Su suegra desde un primer momento estuvo en desacuerdo que su hijo se fuera solo a América y si finalmente había accedido, seguía repitiendo la frase: “la América lleva pero no retorna”.

Por ese presagio es que finalmente, a pesar de que su decisión implicaría no ver más a sus nietos Caterina decide ayudar a Josefina a reencontrarse con Teobaldo.

El barco que llevó a la familia a su ansiado reencuentro partió del puerto de Génova una tarde de invierno, lloviznaba, y mientras se alejaba del puerto la imagen de la anciana abuela se iba velando por sus lágrimas, reflejándose en ese rostro arrugado el intenso dolor por la partida de sus nietos.

Volvió a Florencia callada, en el mismo tren que horas antes había compartido con “sus niños” entre bullicio y caricias. El silbido de la locomotora dio la señal de partida. Se acomodó en su asiento sin dejar de pensar en todos aquellos años viéndolos crecer, con las alegrías y las amarguras vividas. Se envolvió en una gruesa manta de viaje y adormecida, sin lágrimas, imaginó que los estaba abrazando.

Mientras tanto a bordo del transatlántico los sentimientos de los tres pasajeros de la familia eran totalmente diferentes.

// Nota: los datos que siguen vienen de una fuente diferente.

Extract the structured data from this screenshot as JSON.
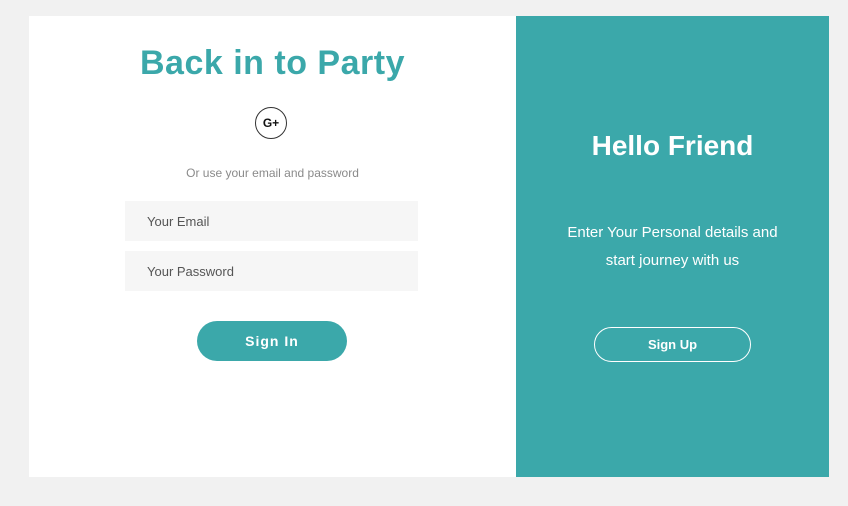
{
  "login": {
    "title": "Back in to Party",
    "social_icon": "google-plus-icon",
    "social_label": "G+",
    "hint": "Or use your email and password",
    "email_placeholder": "Your Email",
    "password_placeholder": "Your Password",
    "signin_label": "Sign In"
  },
  "promo": {
    "title": "Hello Friend",
    "text": "Enter Your Personal details and start journey with us",
    "signup_label": "Sign Up"
  },
  "colors": {
    "accent": "#3ba8aa",
    "background": "#f1f1f1",
    "input_background": "#f6f6f6"
  }
}
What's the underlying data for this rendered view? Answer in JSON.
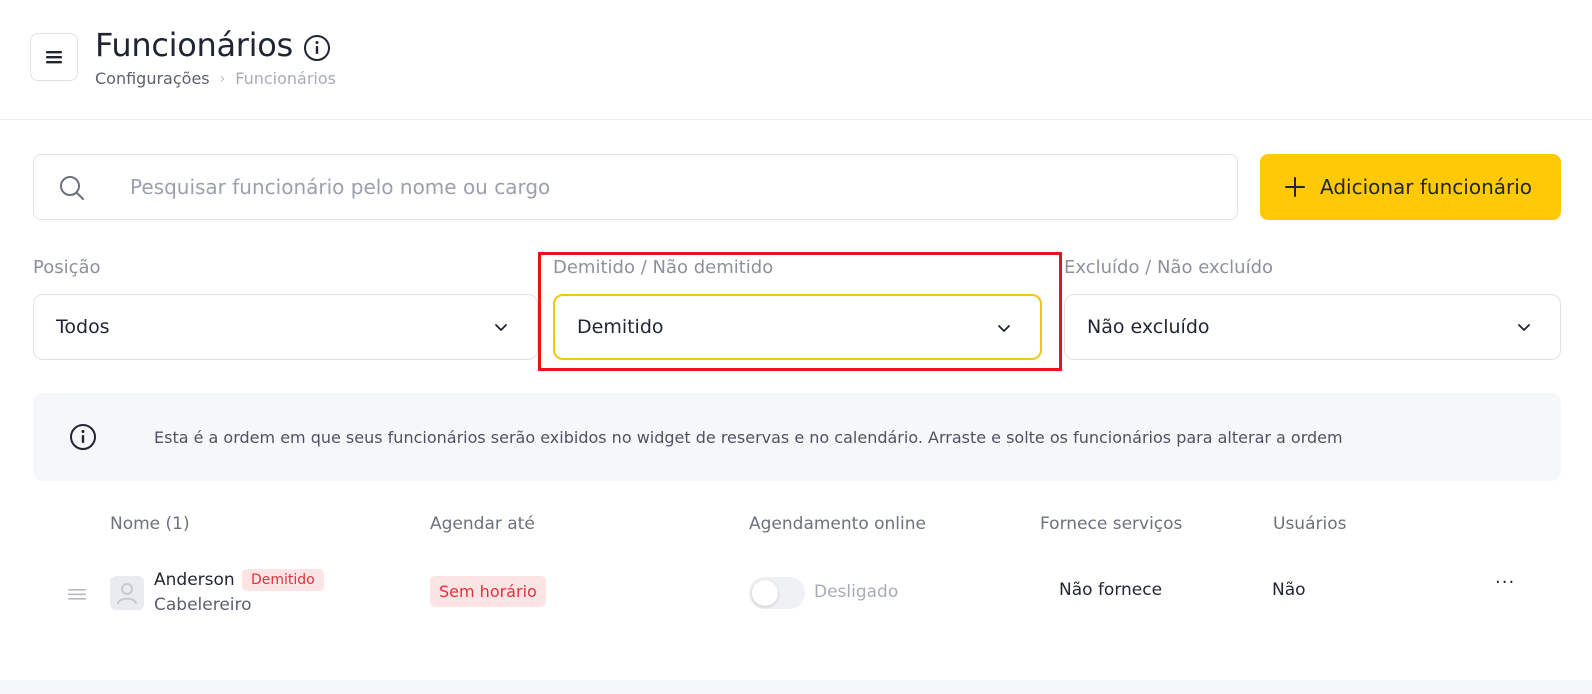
{
  "header": {
    "title": "Funcionários",
    "breadcrumb": [
      "Configurações",
      "Funcionários"
    ]
  },
  "search": {
    "placeholder": "Pesquisar funcionário pelo nome ou cargo",
    "value": ""
  },
  "add_button": {
    "label": "Adicionar funcionário"
  },
  "filters": [
    {
      "label": "Posição",
      "value": "Todos"
    },
    {
      "label": "Demitido / Não demitido",
      "value": "Demitido"
    },
    {
      "label": "Excluído / Não excluído",
      "value": "Não excluído"
    }
  ],
  "notice": {
    "text": "Esta é a ordem em que seus funcionários serão exibidos no widget de reservas e no calendário. Arraste e solte os funcionários para alterar a ordem"
  },
  "table": {
    "columns": [
      "Nome (1)",
      "Agendar até",
      "Agendamento online",
      "Fornece serviços",
      "Usuários"
    ],
    "rows": [
      {
        "name": "Anderson",
        "status_badge": "Demitido",
        "role": "Cabelereiro",
        "schedule_until": "Sem horário",
        "online_booking": "Desligado",
        "online_booking_on": false,
        "provides_services": "Não fornece",
        "users": "Não",
        "more": "···"
      }
    ]
  },
  "colors": {
    "accent": "#ffc905",
    "danger": "#e0323c",
    "danger_bg": "#fde4e4",
    "highlight": "#e8141b"
  },
  "icons": [
    "menu-icon",
    "info-icon",
    "search-icon",
    "plus-icon",
    "chevron-down-icon",
    "drag-handle-icon",
    "user-avatar-icon"
  ]
}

Josefina a pesar de su angustia y nostalgia estaba ilusionada por volver a ver a Teobaldo y no pensaba separarse nunca más de él. Ubalda como adolescente soñadora imaginaba que en América conocería a su príncipe azul, aquel que protagonizaba las novelas que leía día y noche. El pequeño Aldito, con sus solo cuatro años, solo pensaba en divertirse, saltar por las escotillas, observar de cerca a los señores de primera clase, lograr llegar hasta el timón de ese enorme barco.

Luego de una larga su travesía llegaron al puerto de Buenos Aires.El bullicio era intenso y extenuante. Todos querían subir a cubierta inmediatamente, sin saber hasta ese momento que el turno de la tercera clase debería aguardar horas hasta pisar la tierra.

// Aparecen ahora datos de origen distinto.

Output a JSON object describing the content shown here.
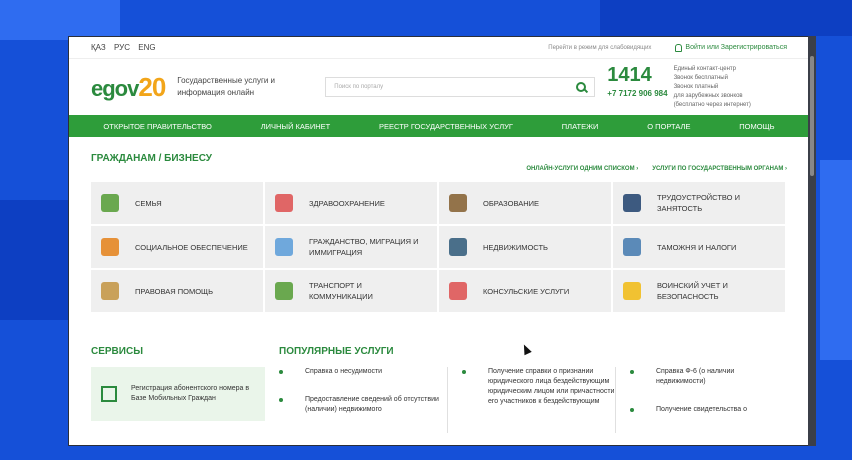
{
  "top": {
    "langs": [
      "ҚАЗ",
      "РУС",
      "ENG"
    ],
    "accessibility": "Перейти в режим для слабовидящих",
    "login": "Войти или Зарегистрироваться"
  },
  "header": {
    "logo_text": "egov",
    "logo_num": "20",
    "tagline": "Государственные услуги и информация онлайн",
    "search_placeholder": "Поиск по порталу",
    "contact_big": "1414",
    "contact_phone": "+7 7172 906 984",
    "contact_lines": [
      "Единый контакт-центр",
      "Звонок бесплатный",
      "Звонок платный",
      "для зарубежных звонков",
      "(бесплатно через интернет)"
    ]
  },
  "nav": [
    "ОТКРЫТОЕ ПРАВИТЕЛЬСТВО",
    "ЛИЧНЫЙ КАБИНЕТ",
    "РЕЕСТР ГОСУДАРСТВЕННЫХ УСЛУГ",
    "ПЛАТЕЖИ",
    "О ПОРТАЛЕ",
    "ПОМОЩЬ"
  ],
  "citizens": {
    "title": "ГРАЖДАНАМ / БИЗНЕСУ",
    "link1": "ОНЛАЙН-УСЛУГИ ОДНИМ СПИСКОМ ›",
    "link2": "УСЛУГИ ПО ГОСУДАРСТВЕННЫМ ОРГАНАМ ›",
    "tiles": [
      {
        "label": "СЕМЬЯ",
        "color": "#6aa84f"
      },
      {
        "label": "ЗДРАВООХРАНЕНИЕ",
        "color": "#e06666"
      },
      {
        "label": "ОБРАЗОВАНИЕ",
        "color": "#93734a"
      },
      {
        "label": "ТРУДОУСТРОЙСТВО И ЗАНЯТОСТЬ",
        "color": "#3d5a80"
      },
      {
        "label": "СОЦИАЛЬНОЕ ОБЕСПЕЧЕНИЕ",
        "color": "#e69138"
      },
      {
        "label": "ГРАЖДАНСТВО, МИГРАЦИЯ И ИММИГРАЦИЯ",
        "color": "#6fa8dc"
      },
      {
        "label": "НЕДВИЖИМОСТЬ",
        "color": "#4a6f8a"
      },
      {
        "label": "ТАМОЖНЯ И НАЛОГИ",
        "color": "#5b8ab8"
      },
      {
        "label": "ПРАВОВАЯ ПОМОЩЬ",
        "color": "#c9a15a"
      },
      {
        "label": "ТРАНСПОРТ И КОММУНИКАЦИИ",
        "color": "#6aa84f"
      },
      {
        "label": "КОНСУЛЬСКИЕ УСЛУГИ",
        "color": "#e06666"
      },
      {
        "label": "ВОИНСКИЙ УЧЕТ И БЕЗОПАСНОСТЬ",
        "color": "#f1c232"
      }
    ]
  },
  "services": {
    "title": "СЕРВИСЫ",
    "card": "Регистрация абонентского номера в Базе Мобильных Граждан"
  },
  "popular": {
    "title": "ПОПУЛЯРНЫЕ УСЛУГИ",
    "cols": [
      [
        "Справка о несудимости",
        "Предоставление сведений об отсутствии (наличии) недвижимого"
      ],
      [
        "Получение справки о признании юридического лица бездействующим юридическим лицом или причастности его участников к бездействующим"
      ],
      [
        "Справка Ф-6 (о наличии недвижимости)",
        "Получение свидетельства о"
      ]
    ]
  }
}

Teobaldo había permanecido parado en el muelle durante todo el día sin comer ni beber una gota de agua. Las flores que le había comprado a Josefina se habían marchitado y los bombones para sus hijos estaban derretidos en el bolsillo de su traje por la larga espera. Pero todo ese pesar, tuvo su recompensa al solo verlos correr a su encuentro, sintiendo que tantos años de ausencia se esfumaban en ese maravilloso abrazo.

En el cuarto del conventillo de San Telmo donde sería su hogar los esperaba el mono de bronce.